Security is now a differentiator to enabling and promoting customers and picking the right vendor. These come from customer research and user research, where customers are interested in

  • How well do we secure our platform?
  • How is data protected in the platform?
  • How and who can access the end-user data?

These questions drive us to make our jobs easier again and launch security as that tailwind or differentiator into the landscape.

It’s all about how we can be more proactive versus reactive. That’s what our security practitioners have always believed in. Like myself, many security practitioners call out the risks that open AI and LLMs bring to various organizations.
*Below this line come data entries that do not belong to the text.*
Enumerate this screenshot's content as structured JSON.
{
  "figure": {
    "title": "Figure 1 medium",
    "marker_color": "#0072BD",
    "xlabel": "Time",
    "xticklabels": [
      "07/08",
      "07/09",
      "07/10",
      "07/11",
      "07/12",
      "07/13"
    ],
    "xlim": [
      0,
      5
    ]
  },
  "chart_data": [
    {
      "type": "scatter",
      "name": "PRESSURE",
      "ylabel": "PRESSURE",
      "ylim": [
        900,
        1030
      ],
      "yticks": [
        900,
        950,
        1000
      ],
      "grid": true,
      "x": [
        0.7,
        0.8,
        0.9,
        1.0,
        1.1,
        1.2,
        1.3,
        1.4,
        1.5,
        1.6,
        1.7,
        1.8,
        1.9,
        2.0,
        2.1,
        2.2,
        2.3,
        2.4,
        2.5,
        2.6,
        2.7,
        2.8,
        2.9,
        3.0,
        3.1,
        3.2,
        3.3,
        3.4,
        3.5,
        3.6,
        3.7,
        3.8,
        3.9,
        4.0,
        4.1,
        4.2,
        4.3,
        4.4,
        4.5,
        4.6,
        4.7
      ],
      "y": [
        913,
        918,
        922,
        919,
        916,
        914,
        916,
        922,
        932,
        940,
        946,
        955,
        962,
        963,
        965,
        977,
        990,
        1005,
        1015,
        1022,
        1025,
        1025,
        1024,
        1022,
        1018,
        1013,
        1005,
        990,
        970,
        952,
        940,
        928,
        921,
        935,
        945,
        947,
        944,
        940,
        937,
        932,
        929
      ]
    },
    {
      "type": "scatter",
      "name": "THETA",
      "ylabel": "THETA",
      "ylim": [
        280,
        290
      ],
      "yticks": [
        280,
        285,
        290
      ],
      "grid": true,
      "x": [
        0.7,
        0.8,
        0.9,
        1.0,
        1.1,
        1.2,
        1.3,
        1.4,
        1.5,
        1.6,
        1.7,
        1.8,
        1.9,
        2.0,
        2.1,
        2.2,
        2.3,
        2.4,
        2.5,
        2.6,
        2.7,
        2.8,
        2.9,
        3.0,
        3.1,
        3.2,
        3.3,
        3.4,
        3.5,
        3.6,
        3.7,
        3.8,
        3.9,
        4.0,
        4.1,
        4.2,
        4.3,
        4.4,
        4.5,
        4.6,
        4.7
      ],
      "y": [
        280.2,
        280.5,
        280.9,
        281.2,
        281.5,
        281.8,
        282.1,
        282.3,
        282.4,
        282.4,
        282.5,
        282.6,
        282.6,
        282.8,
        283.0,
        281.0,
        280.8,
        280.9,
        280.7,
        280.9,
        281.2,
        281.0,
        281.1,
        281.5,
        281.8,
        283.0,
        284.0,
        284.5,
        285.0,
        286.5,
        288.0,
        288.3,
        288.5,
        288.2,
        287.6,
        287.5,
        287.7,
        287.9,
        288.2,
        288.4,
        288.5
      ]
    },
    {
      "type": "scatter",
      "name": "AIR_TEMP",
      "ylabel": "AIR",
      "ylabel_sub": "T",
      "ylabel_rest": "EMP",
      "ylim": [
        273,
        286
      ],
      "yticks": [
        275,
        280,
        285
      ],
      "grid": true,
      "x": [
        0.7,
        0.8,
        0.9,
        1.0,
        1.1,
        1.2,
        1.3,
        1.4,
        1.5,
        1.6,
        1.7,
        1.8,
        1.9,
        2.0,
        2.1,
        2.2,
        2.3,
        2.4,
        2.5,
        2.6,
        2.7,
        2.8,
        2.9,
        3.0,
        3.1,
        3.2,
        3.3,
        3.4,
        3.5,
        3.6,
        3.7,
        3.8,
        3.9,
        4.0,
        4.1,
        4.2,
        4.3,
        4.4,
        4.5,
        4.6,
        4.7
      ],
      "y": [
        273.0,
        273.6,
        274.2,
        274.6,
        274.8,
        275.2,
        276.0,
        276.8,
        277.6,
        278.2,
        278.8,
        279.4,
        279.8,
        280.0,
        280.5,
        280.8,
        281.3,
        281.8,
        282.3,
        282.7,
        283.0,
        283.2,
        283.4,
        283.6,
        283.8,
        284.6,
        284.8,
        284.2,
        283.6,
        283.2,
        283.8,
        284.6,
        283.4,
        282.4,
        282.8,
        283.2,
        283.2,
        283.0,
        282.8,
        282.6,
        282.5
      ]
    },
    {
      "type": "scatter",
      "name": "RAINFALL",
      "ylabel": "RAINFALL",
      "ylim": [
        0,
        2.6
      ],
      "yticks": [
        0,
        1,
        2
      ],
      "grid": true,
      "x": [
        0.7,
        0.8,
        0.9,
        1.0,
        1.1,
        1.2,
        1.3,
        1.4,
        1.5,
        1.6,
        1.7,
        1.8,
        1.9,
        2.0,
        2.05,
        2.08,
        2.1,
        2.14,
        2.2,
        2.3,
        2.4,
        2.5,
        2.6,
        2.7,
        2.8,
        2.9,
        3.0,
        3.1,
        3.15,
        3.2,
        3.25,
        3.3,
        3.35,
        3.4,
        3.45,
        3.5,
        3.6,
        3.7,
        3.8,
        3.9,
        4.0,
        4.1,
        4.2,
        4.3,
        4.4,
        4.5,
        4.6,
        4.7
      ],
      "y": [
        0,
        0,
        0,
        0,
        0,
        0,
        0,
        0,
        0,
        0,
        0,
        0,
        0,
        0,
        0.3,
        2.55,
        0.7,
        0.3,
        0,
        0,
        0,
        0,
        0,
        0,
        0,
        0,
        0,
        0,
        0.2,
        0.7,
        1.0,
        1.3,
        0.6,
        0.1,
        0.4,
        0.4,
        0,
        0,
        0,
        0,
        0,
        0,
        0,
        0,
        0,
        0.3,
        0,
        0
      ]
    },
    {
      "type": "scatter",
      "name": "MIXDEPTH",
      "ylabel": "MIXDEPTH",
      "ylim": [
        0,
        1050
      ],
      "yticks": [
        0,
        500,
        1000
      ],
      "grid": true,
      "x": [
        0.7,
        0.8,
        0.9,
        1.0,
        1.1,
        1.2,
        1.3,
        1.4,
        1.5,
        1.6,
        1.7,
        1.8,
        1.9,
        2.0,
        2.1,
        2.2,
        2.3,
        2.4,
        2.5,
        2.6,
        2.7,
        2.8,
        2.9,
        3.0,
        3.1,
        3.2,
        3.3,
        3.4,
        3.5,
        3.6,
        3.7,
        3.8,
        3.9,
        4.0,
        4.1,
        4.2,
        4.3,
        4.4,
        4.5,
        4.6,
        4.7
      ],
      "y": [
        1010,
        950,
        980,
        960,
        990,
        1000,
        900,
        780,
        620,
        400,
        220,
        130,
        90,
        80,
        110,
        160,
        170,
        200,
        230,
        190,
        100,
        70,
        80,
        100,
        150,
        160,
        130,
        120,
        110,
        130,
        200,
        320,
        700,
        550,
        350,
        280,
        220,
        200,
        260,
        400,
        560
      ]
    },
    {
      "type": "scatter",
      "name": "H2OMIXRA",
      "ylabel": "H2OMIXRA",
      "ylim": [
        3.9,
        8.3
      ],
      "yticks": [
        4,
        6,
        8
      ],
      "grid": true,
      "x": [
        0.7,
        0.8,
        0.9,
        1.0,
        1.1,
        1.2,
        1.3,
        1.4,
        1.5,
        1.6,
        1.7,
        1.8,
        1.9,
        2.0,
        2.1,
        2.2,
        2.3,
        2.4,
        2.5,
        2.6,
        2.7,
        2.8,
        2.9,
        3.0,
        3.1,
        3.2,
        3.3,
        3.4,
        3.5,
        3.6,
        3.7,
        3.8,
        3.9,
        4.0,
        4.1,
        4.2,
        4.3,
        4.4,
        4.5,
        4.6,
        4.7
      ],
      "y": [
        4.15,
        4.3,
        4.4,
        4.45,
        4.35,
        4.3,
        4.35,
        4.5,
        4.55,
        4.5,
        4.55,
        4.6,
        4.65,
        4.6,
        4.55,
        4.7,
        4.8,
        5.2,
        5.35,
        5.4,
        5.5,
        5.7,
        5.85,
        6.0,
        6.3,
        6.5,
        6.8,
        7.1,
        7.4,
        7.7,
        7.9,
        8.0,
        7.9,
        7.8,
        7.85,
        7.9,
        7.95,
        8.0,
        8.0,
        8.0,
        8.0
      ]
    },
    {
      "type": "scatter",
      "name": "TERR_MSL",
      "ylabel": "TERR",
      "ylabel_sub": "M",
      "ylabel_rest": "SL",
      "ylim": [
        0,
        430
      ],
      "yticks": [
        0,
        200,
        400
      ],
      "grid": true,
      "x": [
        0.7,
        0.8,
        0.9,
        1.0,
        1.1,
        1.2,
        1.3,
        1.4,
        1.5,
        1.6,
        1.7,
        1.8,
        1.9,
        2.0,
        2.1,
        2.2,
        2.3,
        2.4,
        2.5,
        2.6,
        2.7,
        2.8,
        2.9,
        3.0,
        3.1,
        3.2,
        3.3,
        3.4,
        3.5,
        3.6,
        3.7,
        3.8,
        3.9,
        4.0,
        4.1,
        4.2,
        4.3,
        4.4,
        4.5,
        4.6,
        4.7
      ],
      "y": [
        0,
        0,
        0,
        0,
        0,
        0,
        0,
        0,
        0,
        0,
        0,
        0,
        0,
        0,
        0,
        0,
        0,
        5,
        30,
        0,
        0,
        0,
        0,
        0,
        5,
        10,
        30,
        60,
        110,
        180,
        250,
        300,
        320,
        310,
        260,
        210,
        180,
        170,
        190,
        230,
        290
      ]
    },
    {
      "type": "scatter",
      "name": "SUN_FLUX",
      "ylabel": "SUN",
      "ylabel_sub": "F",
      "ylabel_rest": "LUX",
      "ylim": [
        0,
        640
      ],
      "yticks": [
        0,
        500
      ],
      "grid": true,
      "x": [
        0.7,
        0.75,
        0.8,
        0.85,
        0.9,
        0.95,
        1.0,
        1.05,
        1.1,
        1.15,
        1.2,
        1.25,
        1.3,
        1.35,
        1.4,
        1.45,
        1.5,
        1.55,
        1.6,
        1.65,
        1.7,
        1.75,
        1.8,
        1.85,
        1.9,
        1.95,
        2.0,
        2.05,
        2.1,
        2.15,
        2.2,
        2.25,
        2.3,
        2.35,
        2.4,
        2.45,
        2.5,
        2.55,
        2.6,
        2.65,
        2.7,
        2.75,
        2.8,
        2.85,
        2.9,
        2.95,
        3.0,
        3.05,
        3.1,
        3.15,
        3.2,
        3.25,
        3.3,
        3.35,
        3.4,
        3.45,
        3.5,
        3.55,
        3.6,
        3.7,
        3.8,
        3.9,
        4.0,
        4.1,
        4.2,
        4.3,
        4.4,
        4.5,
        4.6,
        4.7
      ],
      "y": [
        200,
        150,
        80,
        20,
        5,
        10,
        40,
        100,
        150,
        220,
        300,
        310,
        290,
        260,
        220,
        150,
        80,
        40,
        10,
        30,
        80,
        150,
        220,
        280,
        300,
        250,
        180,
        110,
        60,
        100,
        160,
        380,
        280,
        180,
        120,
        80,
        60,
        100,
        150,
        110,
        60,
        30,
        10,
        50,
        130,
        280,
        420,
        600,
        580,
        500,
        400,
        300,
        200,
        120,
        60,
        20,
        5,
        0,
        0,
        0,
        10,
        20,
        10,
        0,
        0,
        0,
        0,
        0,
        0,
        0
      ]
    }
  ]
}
For example, it becomes much easier in CRM to spin up content. It also educates cyber criminals on how to spin up campaigns that do not look like phishing anymore because earlier, it was easier to point out grammatical errors and language. All of that just got made much easier. It’s like an education or training tool for attackers to develop better phishing or good-looking campaigns.

How you can get ahead in this space is an open question. But some of the philosophies are areas that I would like to solve, or at least organizations should be thinking of solving.
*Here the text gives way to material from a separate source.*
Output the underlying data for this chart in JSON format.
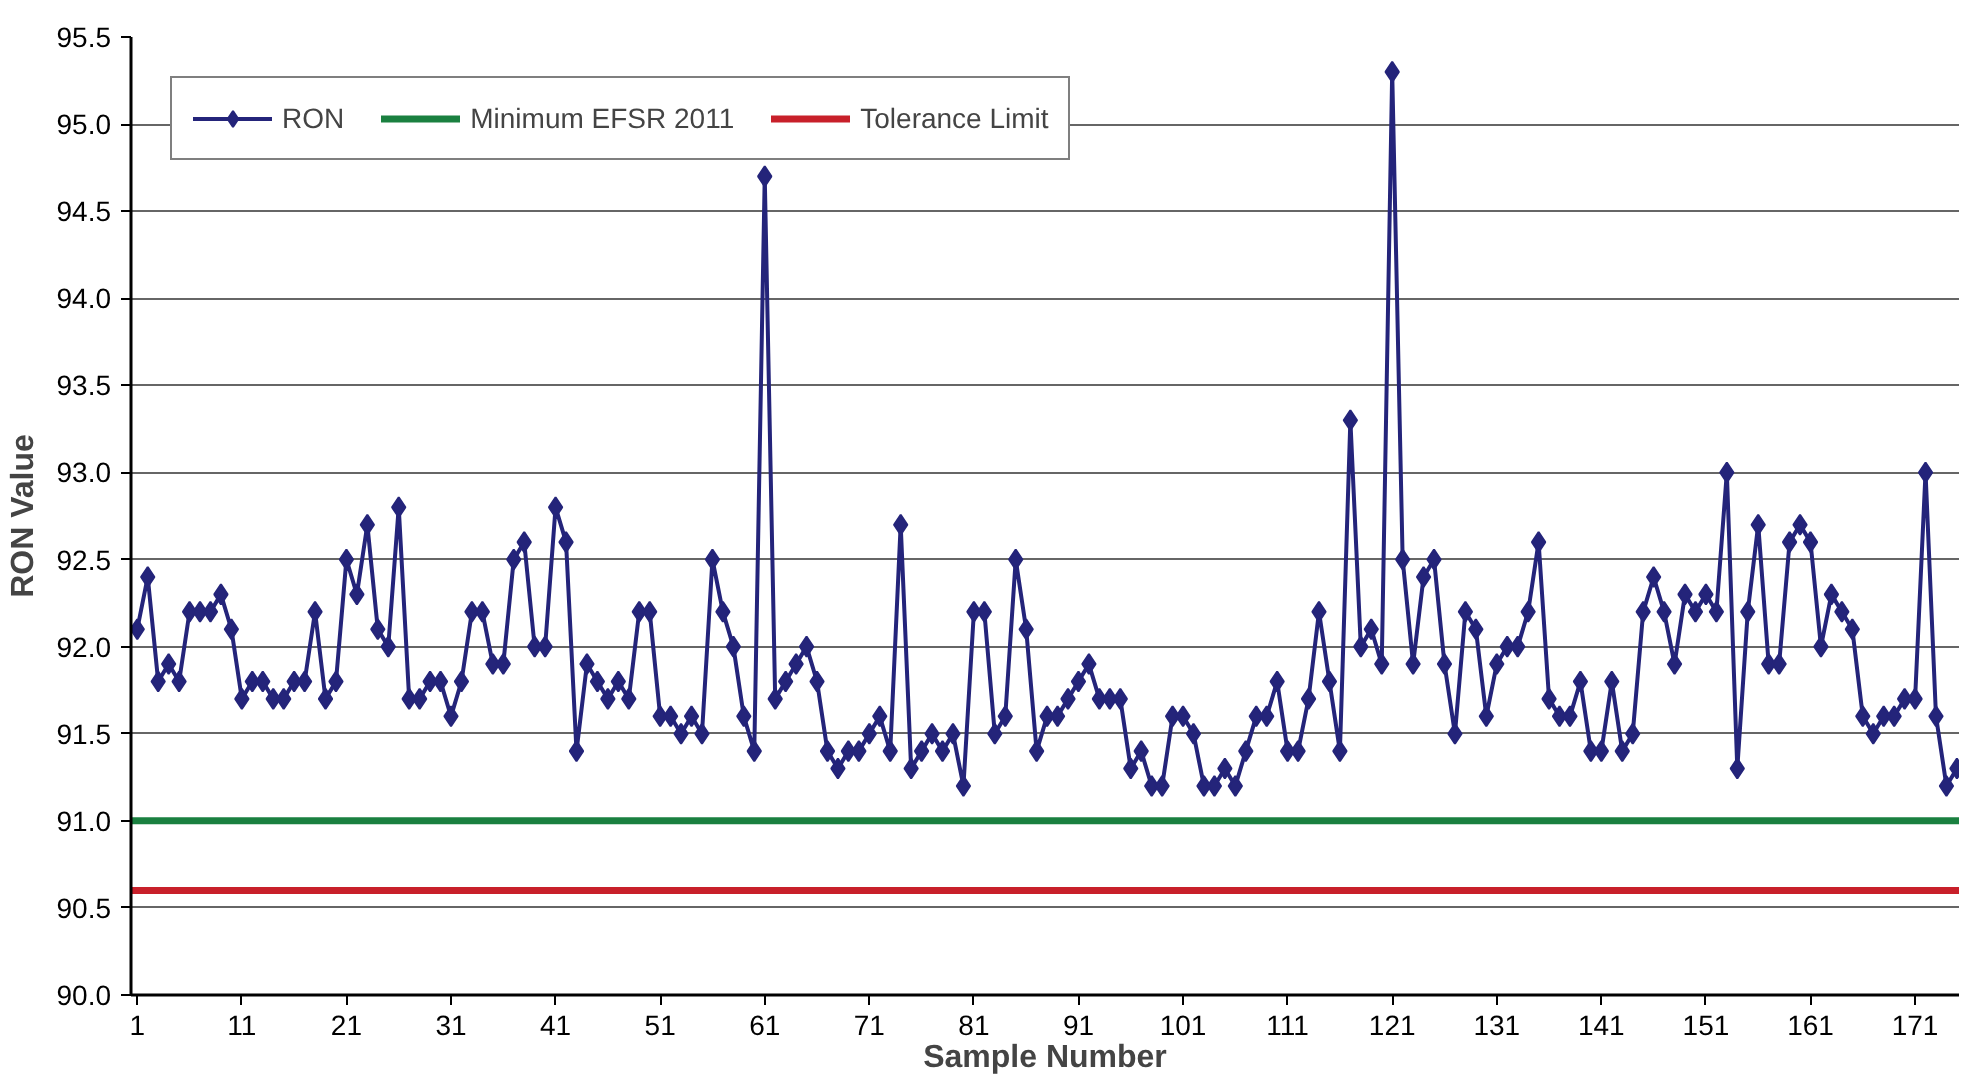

Earlier in January of this year, NIST launched an open AI RMF. It was a risk management framework, as with every cybersecurity or fraud risk, which follows this framework of just identifying risks, whether in code or product features.

Follow the principle of identifying and assessing the risks based on probability and likelihood or impact.

Quantify and prioritize them. Similarly, we can leverage that NIST RMF Framework and start measuring in the Open AI and LLM landscape.

  • What are the kinds of risks this model can bring?
  • How can we go ahead and measure and prioritize without being perceived?

At the core of the NIST or other frameworks, these are the four best practices that govern:

  • Bringing that risk management culture, let’s ensure it is and continues to stay intrinsic. It continues to be perceived not as friction but perceived as an enabler.
  • The second one is mapping. So how do you recognize the context of that content and assess or map those risks, whichever crown assets, infrastructure assets, or product features you want to protect and are most critical?
  • How do you measure it? We talked about North Star metrics, so how well are these best practices adopted?
  • Again, assessing and analyzing for continuous monitoring and then managing.

How do you’ve gone ahead and governed, mapped, and measured? How do you go ahead and prioritize this?

There’s a lot of theory to this now to advance AI responsibly. It is not a very draconian view of all the security risks that open AI and LLMs bring. The reality gained leadership support.

How can you champion ethical users of data with best practices, with training, and with awareness? Suppose the organization wants to leverage ChatGPT and Open AI. In that case, we can improve the training of AI and also apply that SSDLC process in this concept of implementing and putting anything in ChatGPT.

When you can’t measure, that situation keeps you up at night. You know that there is a risk. And if you can’t measure that, you don’t know where to prioritize.

And based on that, then I think the challenge is up here. At least, those are best practices. It’s just about getting the right championship from the leaders in the organization, and it’s not going to be an overnight job.

My guidance to anybody, whether it be an engineer or anybody else who wants to grow in the field of security, is to combine business acumen, a strong technical background, and great communication skills. You can have one or the other, but that wouldn’t set you up for success if you’re not able to communicate the risks to the business or if you’re not able to understand the customer-back mindset.

What’s in it for the customer, whether that customer is an insider, internal customer, let’s say you’re selling for the operations teams, or what’s in it for the customer, which is the end user, how they’re protecting their data and the risks associated.

If you can’t communicate that, if you don’t keep the customer in the center of it all and just have multiple years of technical experience, engineering, and technical depth, then it might just get too difficult to map all these three, which are needed for becoming a great leader in security.